Checking your emergency bag is a good opportunity to upgrade your supplies and add useful new gear that you may not have thought you needed earlier. A good place to upgrade is your first aid kit. While most kits have lots of Band-Aids, antibiotic ointment and alcohol swabs, it’s better to have additional supplies that can help save a live, such as a tourniquet, quickclot gauze, betadine, suture kit, and compression bandages. If you don’t know how to use these items in an emergency, learn now. If not, keep these items anyway – in a critical situation, someone else can put them to good use – maybe to save your life.
Examine your non-perishable food stuffs, multiple fire starter kits (are they still in moisture-proof containers), emergency short wave receiver, portable CB radio and flashlights (always keep batteries separate from electronics), paper maps, rain poncho, tarps, blankets to be sure they haven’t become food or a home for some critter.
Your three-day kit can have as many or as few preparedness items as you deem necessary to provide for yourself and your family when you’re away from home in an emergency. These are some common items for 72-hour emergency bags: OTC medications, roll of TP, sewing kit, knife, a good length of 550 paracord, MREs, compass, whistle, signal mirror, space blankets, extra cash, extra flashlight and batteries, can opener, lighters, kindling and duct tape. If you have pets, plan for their care as well.
Seasonal Clothing
Good planners will always carry a change of comfortable street clothes and hiking shoes so that as they make their way home on foot, they blend in with the natural surroundings, particularly in urban areas. You don’t want to be wearing your Sunday best when you’re walking uncomfortably on the wrong side of the tracks. Always have some cold weather gear so your family doesn’t fall victim to hypothermia from staying in the open without proper clothing.
There are lots of options and accessories that you might consider including in your 72-hour vehicle emergency kit. You should tailor your emergency bag contents to the size of your family, the distances you routinely travel and the amount of vehicle storage space you have.

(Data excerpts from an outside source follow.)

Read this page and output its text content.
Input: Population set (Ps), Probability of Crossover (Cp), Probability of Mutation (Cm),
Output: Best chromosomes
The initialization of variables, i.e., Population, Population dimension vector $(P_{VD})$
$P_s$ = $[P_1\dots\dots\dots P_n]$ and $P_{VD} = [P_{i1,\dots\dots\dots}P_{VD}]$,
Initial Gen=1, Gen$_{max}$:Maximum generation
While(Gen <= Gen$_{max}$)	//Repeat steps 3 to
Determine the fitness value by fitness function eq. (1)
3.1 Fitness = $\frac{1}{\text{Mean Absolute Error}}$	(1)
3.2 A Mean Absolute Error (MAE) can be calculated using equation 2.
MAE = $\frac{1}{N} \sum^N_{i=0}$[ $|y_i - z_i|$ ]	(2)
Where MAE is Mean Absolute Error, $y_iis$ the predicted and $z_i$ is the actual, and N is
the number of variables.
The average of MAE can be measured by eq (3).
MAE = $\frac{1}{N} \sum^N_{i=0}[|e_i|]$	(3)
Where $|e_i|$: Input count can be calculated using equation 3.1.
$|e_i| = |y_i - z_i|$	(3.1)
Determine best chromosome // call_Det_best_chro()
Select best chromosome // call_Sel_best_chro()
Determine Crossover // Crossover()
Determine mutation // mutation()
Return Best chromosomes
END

Most important – have a vehicle emergency kit that you can trust - one that’s well supplied and routinely examined for continued viability. A good kit can help you get home from work to your loved ones in an urgent situation. In a major national disaster when you must evacuate with your family, it doesn’t make any difference how remote, defensible and well stocked your off grid retreat is if you can’t get to it. When was the last time you checked your three-day emergency bag?